3. Employment of physicians by hospitals. This continues to be an evolving and challenging issue for surgery centers. As surgeons are employed by hospitals, the great majority of physicians may become unable or less able to work with surgery centers or remain owners of surgery centers. A loss of just a few physicians to hospital employment can be devastating to a surgery center.
4. Contracting with payors. This issue goes hand in hand with the out of network issues discussed above. Payors in some markets are making extremely low offers to surgery centers. Here, the surgery center almost has no choice but to deny the contract and attempt to see patients out-of-network. It is often the case that a surgery center or chain can benefit from the help of an experienced managed care contractor negotiator. However, even with help, this remains a challenging issue.
5. Hiring a great administrator. A great administrator must have a clinical and business mind, must be highly focused on results and must be recruiting physicians and cases all the time. Because surgery centers are not a static business, it requires an intelligent driven administrator to help assure that a surgery center has a chance of great success.

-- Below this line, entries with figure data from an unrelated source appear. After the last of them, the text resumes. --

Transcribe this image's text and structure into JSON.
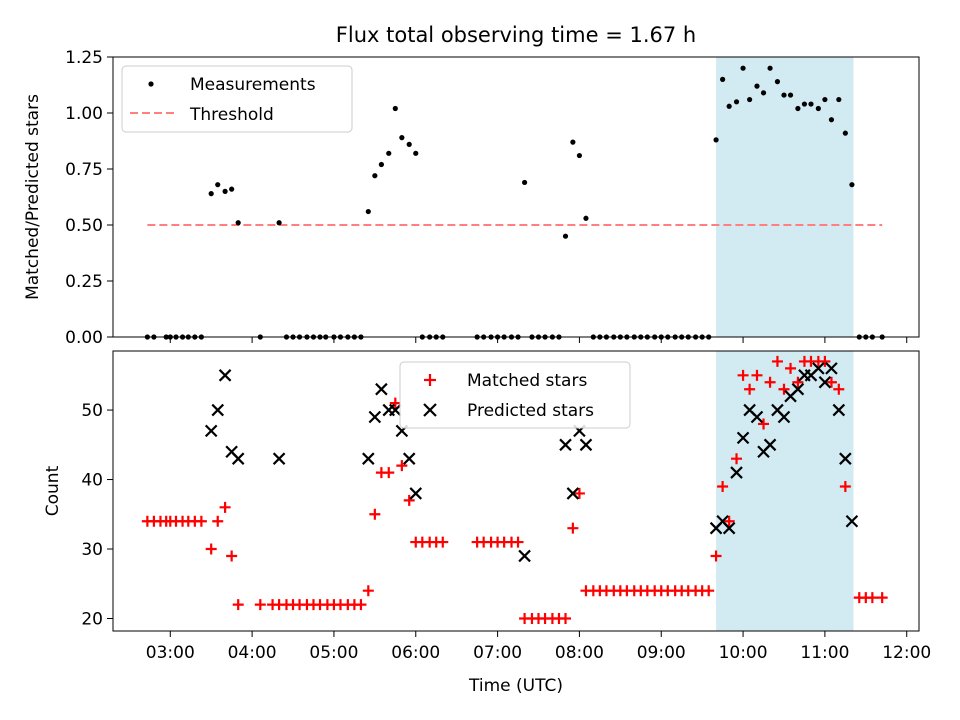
{
  "figure": {
    "title": "Flux total observing time = 1.67 h",
    "xlabel": "Time (UTC)",
    "x_ticks": [
      "03:00",
      "04:00",
      "05:00",
      "06:00",
      "07:00",
      "08:00",
      "09:00",
      "10:00",
      "11:00",
      "12:00"
    ],
    "x_tick_hours": [
      3,
      4,
      5,
      6,
      7,
      8,
      9,
      10,
      11,
      12
    ],
    "xlim_hours": [
      2.3,
      12.15
    ],
    "highlight_span_hours": [
      9.67,
      11.35
    ],
    "colors": {
      "highlight": "#add8e6",
      "measurement": "#000000",
      "threshold": "#ff7f7f",
      "matched": "#ff0000",
      "predicted": "#000000"
    }
  },
  "chart_data": [
    {
      "type": "scatter",
      "ylabel": "Matched/Predicted stars",
      "ylim": [
        0,
        1.25
      ],
      "y_ticks": [
        "0.00",
        "0.25",
        "0.50",
        "0.75",
        "1.00",
        "1.25"
      ],
      "y_tick_values": [
        0,
        0.25,
        0.5,
        0.75,
        1.0,
        1.25
      ],
      "legend": {
        "placement": "top-left",
        "entries": [
          "Measurements",
          "Threshold"
        ]
      },
      "threshold": {
        "value": 0.5,
        "x_range_hours": [
          2.72,
          11.7
        ]
      },
      "measurements": [
        [
          2.72,
          0
        ],
        [
          2.8,
          0
        ],
        [
          2.95,
          0
        ],
        [
          3.0,
          0
        ],
        [
          3.07,
          0
        ],
        [
          3.15,
          0
        ],
        [
          3.22,
          0
        ],
        [
          3.3,
          0
        ],
        [
          3.38,
          0
        ],
        [
          3.5,
          0.64
        ],
        [
          3.58,
          0.68
        ],
        [
          3.67,
          0.65
        ],
        [
          3.75,
          0.66
        ],
        [
          3.83,
          0.51
        ],
        [
          4.1,
          0
        ],
        [
          4.33,
          0.51
        ],
        [
          4.42,
          0
        ],
        [
          4.5,
          0
        ],
        [
          4.58,
          0
        ],
        [
          4.67,
          0
        ],
        [
          4.75,
          0
        ],
        [
          4.83,
          0
        ],
        [
          4.9,
          0
        ],
        [
          5.0,
          0
        ],
        [
          5.08,
          0
        ],
        [
          5.17,
          0
        ],
        [
          5.25,
          0
        ],
        [
          5.33,
          0
        ],
        [
          5.42,
          0.56
        ],
        [
          5.5,
          0.72
        ],
        [
          5.58,
          0.77
        ],
        [
          5.67,
          0.82
        ],
        [
          5.75,
          1.02
        ],
        [
          5.83,
          0.89
        ],
        [
          5.92,
          0.86
        ],
        [
          6.0,
          0.82
        ],
        [
          6.08,
          0
        ],
        [
          6.17,
          0
        ],
        [
          6.25,
          0
        ],
        [
          6.33,
          0
        ],
        [
          6.75,
          0
        ],
        [
          6.83,
          0
        ],
        [
          6.92,
          0
        ],
        [
          7.0,
          0
        ],
        [
          7.08,
          0
        ],
        [
          7.17,
          0
        ],
        [
          7.25,
          0
        ],
        [
          7.33,
          0.69
        ],
        [
          7.42,
          0
        ],
        [
          7.5,
          0
        ],
        [
          7.58,
          0
        ],
        [
          7.67,
          0
        ],
        [
          7.75,
          0
        ],
        [
          7.83,
          0.45
        ],
        [
          7.92,
          0.87
        ],
        [
          8.0,
          0.81
        ],
        [
          8.08,
          0.53
        ],
        [
          8.17,
          0
        ],
        [
          8.25,
          0
        ],
        [
          8.33,
          0
        ],
        [
          8.42,
          0
        ],
        [
          8.5,
          0
        ],
        [
          8.58,
          0
        ],
        [
          8.67,
          0
        ],
        [
          8.75,
          0
        ],
        [
          8.83,
          0
        ],
        [
          8.92,
          0
        ],
        [
          9.0,
          0
        ],
        [
          9.08,
          0
        ],
        [
          9.17,
          0
        ],
        [
          9.25,
          0
        ],
        [
          9.33,
          0
        ],
        [
          9.42,
          0
        ],
        [
          9.5,
          0
        ],
        [
          9.58,
          0
        ],
        [
          9.67,
          0.88
        ],
        [
          9.75,
          1.15
        ],
        [
          9.83,
          1.03
        ],
        [
          9.92,
          1.05
        ],
        [
          10.0,
          1.2
        ],
        [
          10.08,
          1.06
        ],
        [
          10.17,
          1.12
        ],
        [
          10.25,
          1.09
        ],
        [
          10.33,
          1.2
        ],
        [
          10.42,
          1.14
        ],
        [
          10.5,
          1.08
        ],
        [
          10.58,
          1.08
        ],
        [
          10.67,
          1.02
        ],
        [
          10.75,
          1.04
        ],
        [
          10.83,
          1.04
        ],
        [
          10.92,
          1.02
        ],
        [
          11.0,
          1.06
        ],
        [
          11.08,
          0.97
        ],
        [
          11.17,
          1.06
        ],
        [
          11.25,
          0.91
        ],
        [
          11.33,
          0.68
        ],
        [
          11.42,
          0
        ],
        [
          11.5,
          0
        ],
        [
          11.58,
          0
        ],
        [
          11.7,
          0
        ]
      ]
    },
    {
      "type": "scatter",
      "ylabel": "Count",
      "ylim": [
        18.2,
        58.5
      ],
      "y_ticks": [
        "20",
        "30",
        "40",
        "50"
      ],
      "y_tick_values": [
        20,
        30,
        40,
        50
      ],
      "legend": {
        "placement": "top-center",
        "entries": [
          "Matched stars",
          "Predicted stars"
        ]
      },
      "matched": [
        [
          2.72,
          34
        ],
        [
          2.8,
          34
        ],
        [
          2.88,
          34
        ],
        [
          2.95,
          34
        ],
        [
          3.0,
          34
        ],
        [
          3.07,
          34
        ],
        [
          3.15,
          34
        ],
        [
          3.22,
          34
        ],
        [
          3.3,
          34
        ],
        [
          3.38,
          34
        ],
        [
          3.5,
          30
        ],
        [
          3.58,
          34
        ],
        [
          3.67,
          36
        ],
        [
          3.75,
          29
        ],
        [
          3.83,
          22
        ],
        [
          4.1,
          22
        ],
        [
          4.25,
          22
        ],
        [
          4.33,
          22
        ],
        [
          4.42,
          22
        ],
        [
          4.5,
          22
        ],
        [
          4.58,
          22
        ],
        [
          4.67,
          22
        ],
        [
          4.75,
          22
        ],
        [
          4.83,
          22
        ],
        [
          4.92,
          22
        ],
        [
          5.0,
          22
        ],
        [
          5.08,
          22
        ],
        [
          5.17,
          22
        ],
        [
          5.25,
          22
        ],
        [
          5.33,
          22
        ],
        [
          5.42,
          24
        ],
        [
          5.5,
          35
        ],
        [
          5.58,
          41
        ],
        [
          5.67,
          41
        ],
        [
          5.75,
          51
        ],
        [
          5.83,
          42
        ],
        [
          5.92,
          37
        ],
        [
          6.0,
          31
        ],
        [
          6.08,
          31
        ],
        [
          6.17,
          31
        ],
        [
          6.25,
          31
        ],
        [
          6.33,
          31
        ],
        [
          6.75,
          31
        ],
        [
          6.83,
          31
        ],
        [
          6.92,
          31
        ],
        [
          7.0,
          31
        ],
        [
          7.08,
          31
        ],
        [
          7.17,
          31
        ],
        [
          7.25,
          31
        ],
        [
          7.33,
          20
        ],
        [
          7.42,
          20
        ],
        [
          7.5,
          20
        ],
        [
          7.58,
          20
        ],
        [
          7.67,
          20
        ],
        [
          7.75,
          20
        ],
        [
          7.83,
          20
        ],
        [
          7.92,
          33
        ],
        [
          8.0,
          38
        ],
        [
          8.08,
          24
        ],
        [
          8.17,
          24
        ],
        [
          8.25,
          24
        ],
        [
          8.33,
          24
        ],
        [
          8.42,
          24
        ],
        [
          8.5,
          24
        ],
        [
          8.58,
          24
        ],
        [
          8.67,
          24
        ],
        [
          8.75,
          24
        ],
        [
          8.83,
          24
        ],
        [
          8.92,
          24
        ],
        [
          9.0,
          24
        ],
        [
          9.08,
          24
        ],
        [
          9.17,
          24
        ],
        [
          9.25,
          24
        ],
        [
          9.33,
          24
        ],
        [
          9.42,
          24
        ],
        [
          9.5,
          24
        ],
        [
          9.58,
          24
        ],
        [
          9.67,
          29
        ],
        [
          9.75,
          39
        ],
        [
          9.83,
          34
        ],
        [
          9.92,
          43
        ],
        [
          10.0,
          55
        ],
        [
          10.08,
          53
        ],
        [
          10.17,
          55
        ],
        [
          10.25,
          48
        ],
        [
          10.33,
          54
        ],
        [
          10.42,
          57
        ],
        [
          10.5,
          53
        ],
        [
          10.58,
          56
        ],
        [
          10.67,
          54
        ],
        [
          10.75,
          57
        ],
        [
          10.83,
          57
        ],
        [
          10.92,
          57
        ],
        [
          11.0,
          57
        ],
        [
          11.08,
          54
        ],
        [
          11.17,
          53
        ],
        [
          11.25,
          39
        ],
        [
          11.42,
          23
        ],
        [
          11.5,
          23
        ],
        [
          11.58,
          23
        ],
        [
          11.7,
          23
        ]
      ],
      "predicted": [
        [
          3.5,
          47
        ],
        [
          3.58,
          50
        ],
        [
          3.67,
          55
        ],
        [
          3.75,
          44
        ],
        [
          3.83,
          43
        ],
        [
          4.33,
          43
        ],
        [
          5.42,
          43
        ],
        [
          5.5,
          49
        ],
        [
          5.58,
          53
        ],
        [
          5.67,
          50
        ],
        [
          5.75,
          50
        ],
        [
          5.83,
          47
        ],
        [
          5.92,
          43
        ],
        [
          6.0,
          38
        ],
        [
          7.33,
          29
        ],
        [
          7.83,
          45
        ],
        [
          7.92,
          38
        ],
        [
          8.0,
          47
        ],
        [
          8.08,
          45
        ],
        [
          9.67,
          33
        ],
        [
          9.75,
          34
        ],
        [
          9.83,
          33
        ],
        [
          9.92,
          41
        ],
        [
          10.0,
          46
        ],
        [
          10.08,
          50
        ],
        [
          10.17,
          49
        ],
        [
          10.25,
          44
        ],
        [
          10.33,
          45
        ],
        [
          10.42,
          50
        ],
        [
          10.5,
          49
        ],
        [
          10.58,
          52
        ],
        [
          10.67,
          53
        ],
        [
          10.75,
          55
        ],
        [
          10.83,
          55
        ],
        [
          10.92,
          56
        ],
        [
          11.0,
          54
        ],
        [
          11.08,
          56
        ],
        [
          11.17,
          50
        ],
        [
          11.25,
          43
        ],
        [
          11.33,
          34
        ]
      ]
    }
  ]
}
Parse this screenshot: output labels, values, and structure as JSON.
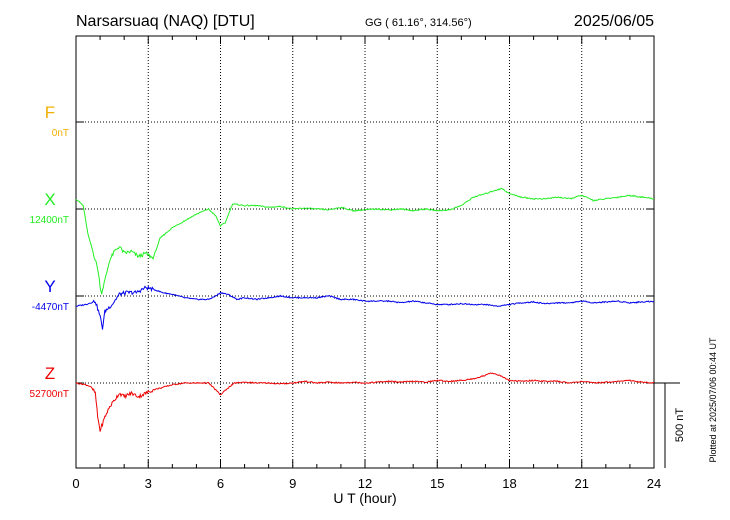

The situation where a surgery center relies on the spouse of a surgeon or the office manager of the practice, often leads to a bad situation.
6. Recruiting physicians. Surgery centers must constantly be recruiting new physicians to the center. Here, it is harder than ever to be able to just target specific specialties. Rather, surgery centers must be looking at all available surgeons in the market. There are often not a large number of available surgeons given other ASC investments by surgeons and employment by hospitals.
7. Adding cases. Surgery centers must constantly be working with their existing partners to add cases and examine what types of other procedures can be added to the center. They also must be constantly soliciting non-owners to work at the center.
8. Physicians leaving for other centers. As new centers continue to develop, and certain of the centers promise large returns, it is critical to keep surgeons from leaving to join another center. This competition for a limited number of surgeons is often a zero sum game. This can also lead to different disputes over non-competes and redemption pricing.
9. Safe harbor issues. There remains tremendous debate over the appropriate use of the safe harbors. Can a center rely on the 1) onethird tests, plus the qualitative tests, to redeem physicians 2) if it does so, it should do so on a consistent basis. Further, even if the center has the right to pay the adverse price, it is often legally advisable to pay the non-adverse price. Further, it should take other actions to assure that it is clear that physicians are being redeemed for compliance reasons not case generation reasons.
10. Statistics and benchmarking; keeping costs in line. Centers and their leadership must be great users of data. They must both receive great data on costs per case and compare costs to averages, and then use that data to cajole, persuade and work with center physicians and staff to bring costs into line with benchmarks. Expenses per case and as a percentage of revenue are impacted by numbers of cases and by reimbursement. That stated, centers really need to concentrate on the actual variable cost per case and the staff hours per case.
11. Redemptions and noncompetition disputes; without cause redemption clauses. Centers are constantly facing two kinds of disputes. Disputes relating to redemption and disputes relating to non-competes. Here, many centers have added in a “without cause” termination provision over the last few years simply to help reduce the amount of disputes over redemptions. Here, the physician is typically paid a non-adverse price versus an adverse price. The provisions is arguable not suppose to be used to redeem somebody based on volume or value of referrals.